Jerzy Sionek

Personal information
- Full name: Jerzy Sionek
- Date of birth: 30 October 1939 (age 85)
- Place of birth: Poland
- Height: 1.67 m (5 ft 5+1⁄2 in)
- Position(s): Midfielder

Senior career*
- Years: Team / Apps / (Gls)
- Polonia Iłża
- –1963: RKS Stocznia Północna
- 1963–1967: Lechia Gdańsk / 70 / (19)
- 1968–: Wisła Tczew

= Jerzy Sionek =

Polish footballer

Jerzy Sionek (born 30 October 1939) is a former Polish footballer who played as a midfielder.

== Life ==
Sionek started his career playing with Polonia Iłża, playing at an early age, and playing some part of Polonia's promotion from the fifth tier in 1953. Over the following seasons he played for Polonia in the IV liga, helping the team to record high finishes in the league. It is known that at some point Sionek moved to Gdańsk and started playing with RKS Stocznia Północna, playing a role in the team's promotion to the III liga. In 1963 Sionek joined Lechia Gdańsk, making his debut in the Polish Cup against Sparta Gryfice. His time with Lechia was the pinacle of his career, with Sionek making 63 appearances in the II liga over the span of three seasons.
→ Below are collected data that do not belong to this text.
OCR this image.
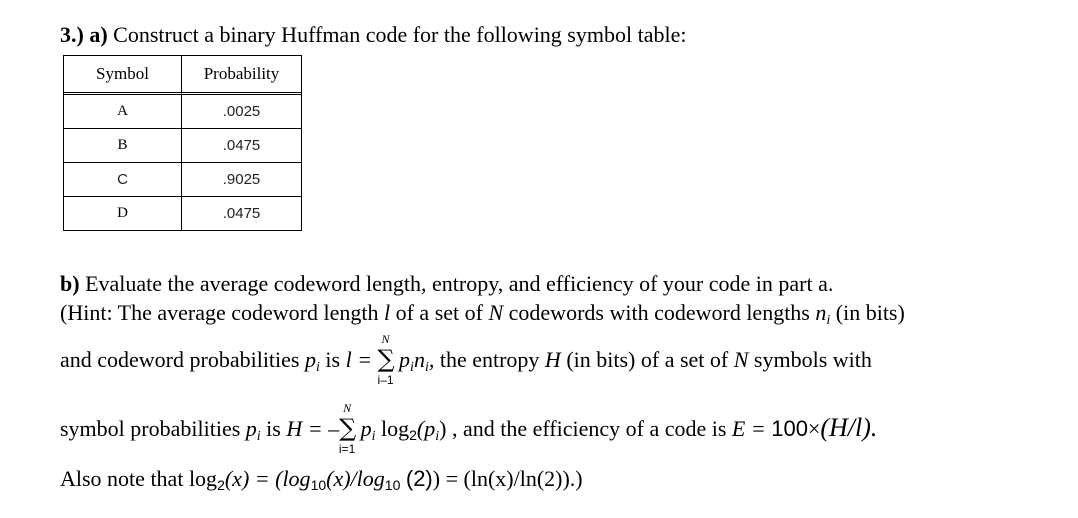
3.) a) Construct a binary Huffman code for the following symbol table:
Symbol	Probability
A	.0025
B	.0475
C	.9025
D	.0475
b) Evaluate the average codeword length, entropy, and efficiency of your code in part a.
(Hint: The average codeword length l of a set of N codewords with codeword lengths $n_i$ (in bits)
and codeword probabilities $p_i$ is l =
N
∑
i–1
$p_in_i$, the entropy H (in bits) of a set of N symbols with
symbol probabilities $p_i$ is H = –
N
∑
i=1
$p_i$ $\log_2(p_i)$ , and the efficiency of a code is E = 100×(H/l).
Also note that $\log_2(x) = (\log_{10}(x)/\log_{10}$ (2)) = (ln(x)/ln(2)).)
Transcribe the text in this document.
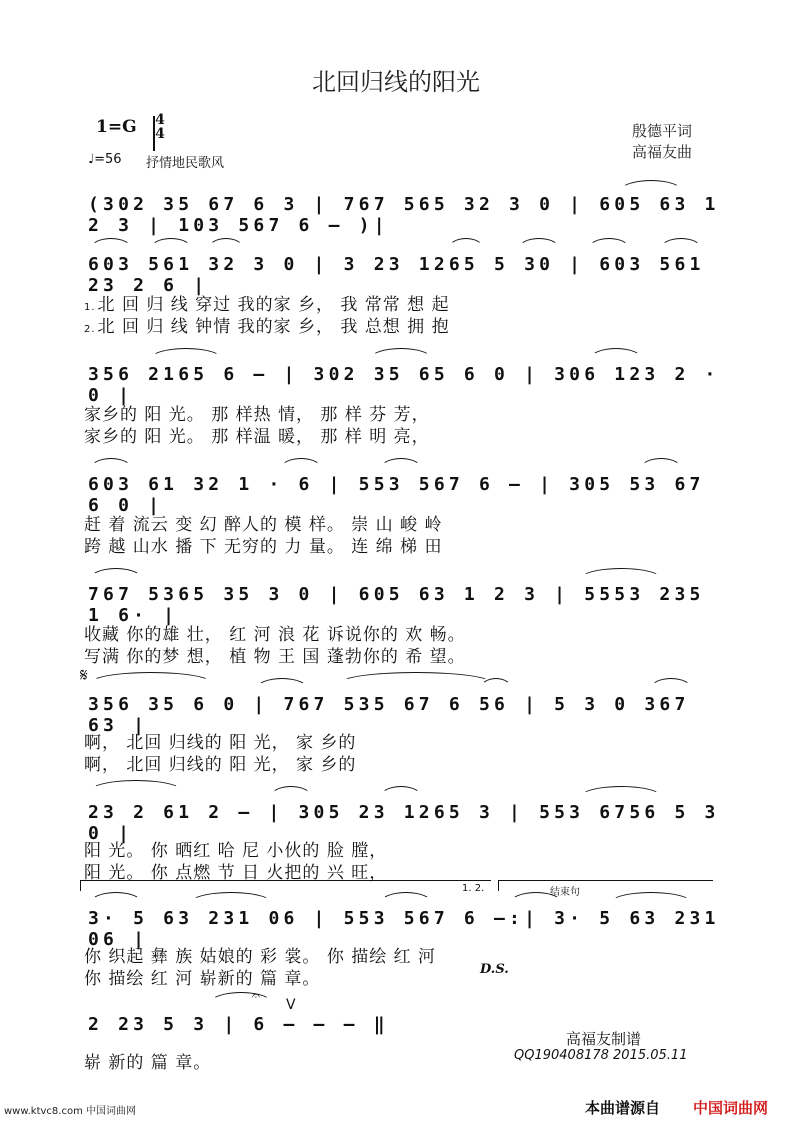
北回归线的阳光
1=G 4
4
♩=56 抒情地民歌风
殷德平词
高福友曲
(302 35 67 6 3 | 767 565 32 3 0 | 605 63 1 2 3 | 103 567 6 – )|
603 561 32 3 0 | 3 23 1265 5 30 | 603 561 23 2 6 |
1. 北 回 归 线 穿过 我的家 乡， 我 常常 想 起
2. 北 回 归 线 钟情 我的家 乡， 我 总想 拥 抱
356 2165 6 – | 302 35 65 6 0 | 306 123 2 · 0 |
家乡的 阳 光。 那 样热 情， 那 样 芬 芳，
家乡的 阳 光。 那 样温 暖， 那 样 明 亮，
603 61 32 1 · 6 | 553 567 6 – | 305 53 67 6 0 |
赶 着 流云 变 幻 醉人的 模 样。 崇 山 峻 岭
跨 越 山水 播 下 无穷的 力 量。 连 绵 梯 田
767 5365 35 3 0 | 605 63 1 2 3 | 5553 235 1 6· |
收藏 你的雄 壮， 红 河 浪 花 诉说你的 欢 畅。
写满 你的梦 想， 植 物 王 国 蓬勃你的 希 望。
𝄋
356 35 6 0 | 767 535 67 6 56 | 5 3 0 367 63 |
啊， 北回 归线的 阳 光， 家 乡的
啊， 北回 归线的 阳 光， 家 乡的
23 2 61 2 – | 305 23 1265 3 | 553 6756 5 3 0 |
阳 光。 你 晒红 哈 尼 小伙的 脸 膛，
阳 光。 你 点燃 节 日 火把的 兴 旺，
1. 2.	结束句
3· 5 63 231 06 | 553 567 6 –:| 3· 5 63 231 06 |
你 织起 彝 族 姑娘的 彩 裳。 你 描绘 红 河
你 描绘 红 河 崭新的 篇 章。	D.S.
𝄐
V
2 23 5 3 | 6 – – – ‖
崭 新的 篇 章。
高福友制谱
QQ190408178 2015.05.11
www.ktvc8.com 中国词曲网	本曲谱源自 中国词曲网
In 1967 Lechia were relegated to the III liga, with Sionek playing the first half of the season before joining Wisła Tczew during the mid-season break. He is known to have played with Wisła for four seasons from 1968 until at least 1972, however it is not known when he left Wisła Tczew or when he decided to retire from playing.